Many of the production personnel who spent a week digging out of snow prior to the Super Bowl 10 days ago traveled directly from Dallas to Daytona, FL, to prepare for this weekend’s Daytona 500. Where lesser crews would have been fatigued by the non-stop schedule, the Fox Sports team is rolling into this weekend’s broadcast with a full head of steam.

“We have a lot of energy coming into Daytona from the Super Bowl,” says Michael Davies, VP of technical operations for Fox Sports. “The weather is a whole lot better, so that has re-energized everybody. After what we’ve gone through in Chicago and Dallas, this has been amazing.”

The Fox Sports production team also brought the same army of trucks from Dallas to Daytona, driving Game Creek’s Fox A, B, C, and D units directly from Cowboys Stadium to the Daytona International Speedway.

“The way the Game Creek engineers and our department laid things out, it really snapped together extremely quickly for our first show,” Davies says.

Same Crew, Different Show
Although the mobile-production trucks and crew may be nearly identical from the Super Bowl to the Daytona 500, the two shows are vastly different.

“On a football game, there are far more traditional hard cameras and handhelds, whereas, in NASCAR [coverage], you rely on your robotic cameras,” Davies says. “NASCAR relies not only on your normal coverage cameras to tell you what’s going on in the race but also on your robotics and specialty cameras, like Gopher Cam and in-car cameras, to really put you on the race track.”

New and Improved
Fox Sports has developed a precise formula for covering speedway events like the Daytona 500, but a few new elements will be added to this year’s production. Two Inertia Unlimited X-Mo high-speed camera systems will be used for this weekend’s coverage, set up in two specific locations.

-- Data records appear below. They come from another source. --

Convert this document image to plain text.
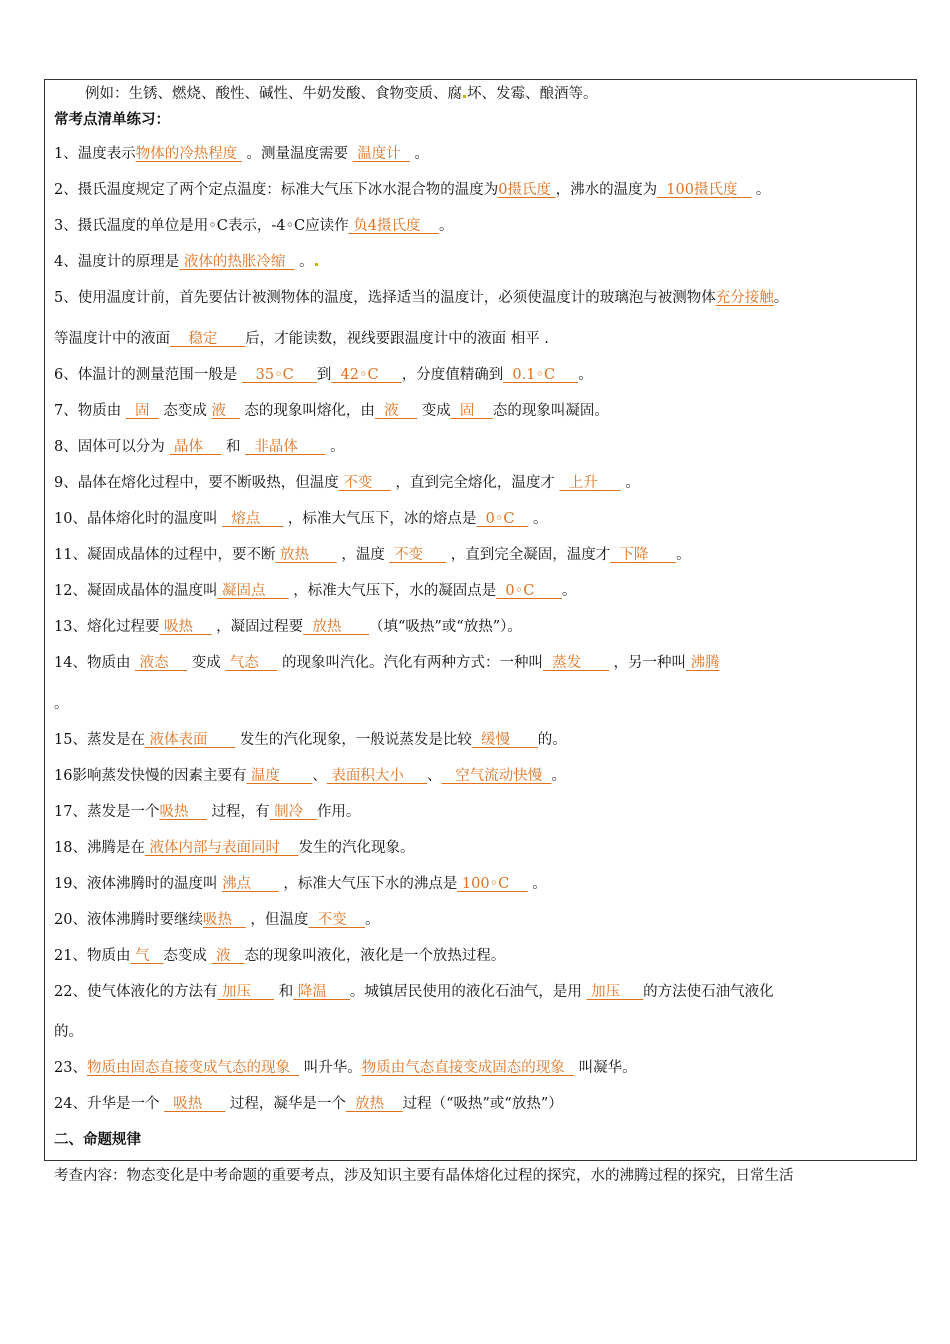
例如：生锈、燃烧、酸性、碱性、牛奶发酸、食物变质、腐 坏、发霉、酿酒等。
常考点清单练习：
1、温度表示物体的冷热程度  。测量温度需要  温度计   。
2、摄氏温度规定了两个定点温度：标准大气压下冰水混合物的温度为0摄氏度 ，沸水的温度为  100摄氏度    。
3、摄氏温度的单位是用◦C表示，-4◦C应读作 负4摄氏度    。
4、温度计的原理是 液体的热胀冷缩   。
5、使用温度计前，首先要估计被测物体的温度，选择适当的温度计，必须使温度计的玻璃泡与被测物体充分接触。
等温度计中的液面    稳定      后，才能读数，视线要跟温度计中的液面 相平 .
6、体温计的测量范围一般是    35◦C     到  42◦C     ，分度值精确到  0.1◦C     。
7、物质由   固   态变成 液    态的现象叫熔化，由  液     变成  固    态的现象叫凝固。
8、固体可以分为  晶体     和   非晶体       。
9、晶体在熔化过程中，要不断吸热，但温度 不变     ，直到完全熔化，温度才   上升      。
10、晶体熔化时的温度叫   熔点      ，标准大气压下，冰的熔点是  0◦C    。
11、凝固成晶体的过程中，要不断 放热       ，温度  不变      ，直到完全凝固，温度才  下降      。
12、凝固成晶体的温度叫 凝固点      ，标准大气压下，水的凝固点是  0◦C      。
13、熔化过程要 吸热     ，凝固过程要  放热      （填“吸热”或“放热”）。
14、物质由  液态     变成  气态     的现象叫汽化。汽化有两种方式：一种叫  蒸发       ，另一种叫 沸腾
。
15、蒸发是在 液体表面       发生的汽化现象，一般说蒸发是比较  缓慢      的。
16影响蒸发快慢的因素主要有 温度       、 表面积大小     、   空气流动快慢  。
17、蒸发是一个吸热     过程，有 制冷   作用。
18、沸腾是在 液体内部与表面同时    发生的汽化现象。
19、液体沸腾时的温度叫 沸点       ，标准大气压下水的沸点是 100◦C     。
20、液体沸腾时要继续吸热    ，但温度  不变    。
21、物质由 气   态变成  液   态的现象叫液化，液化是一个放热过程。
22、使气体液化的方法有 加压      和 降温     。城镇居民使用的液化石油气，是用  加压     的方法使石油气液化
的。
23、物质由固态直接变成气态的现象   叫升华。物质由气态直接变成固态的现象   叫凝华。
24、升华是一个   吸热      过程，凝华是一个  放热    过程（“吸热”或“放热”）
二、命题规律
考查内容：物态变化是中考命题的重要考点，涉及知识主要有晶体熔化过程的探究，水的沸腾过程的探究，日常生活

“In the past, when we’ve used X-Mos, we’ve sort of thrown them up there to see what we get,” Davies says. “Now we’ve got specific assignments. We’ve got one coming off of turn four right into pit-in, so we’re hoping to see a lot of the action coming off of that turn and some of the stuff that happens as drivers make the decision as to whether to pit or not. We’ve got another one inside turn two to see the action along that way.”

The X-Mo systems will run between 360 and 500 frames per second, depending on what looks best at the track.

Also new for 2011 will be the location of the pre-race show. Instead of using the network’s “Hollywood Hotel” for the entire pre-race show, portions of the show will be moved into the pit area, “so we can open the show outside, right in the middle of everything,” Davies says. Northern Lights Productions’ Z Stage studio setup, which Fox used for both the NFC Championship and the Super Bowl, will also be featured in Daytona.

An IT Dream Team
One reason Fox is able to move so efficiently from one blockbuster event to the next is its remote IT infrastructure, which allows the entire remote team to work as efficiently as if they were sitting on the Fox lot in Los Angeles.

“Some of the unsung heroes of these events are the people who come in and conjure up the IT infrastructure as well as all of our phones,” Davies explains. “One of the things that gets re-created at every race is an IT infrastructure that almost duplicates what we have in the office. We’re dialing out on five-digit Fox extensions and using our own [virtual private network], which makes it feel like we’re sitting in our regular office.”

Fox’s remote IT staff consists of two people who arrive on-site with the rest of the crew and have the IT infrastructure up and running in about a day. Almost all of Fox’s phones are IP phones based in Los Angeles, so it is imperative that communications be set up quickly.

“I’m consistently impressed at how well those guys do, as well as manage any bandwidth anomalies that might happen along the way,” Davies says. “In the whole compound, I only have five copper lines. Everything else, all 40 or 50 other lines, they have to deploy out of our system. It’s something that we’ve been moving to.”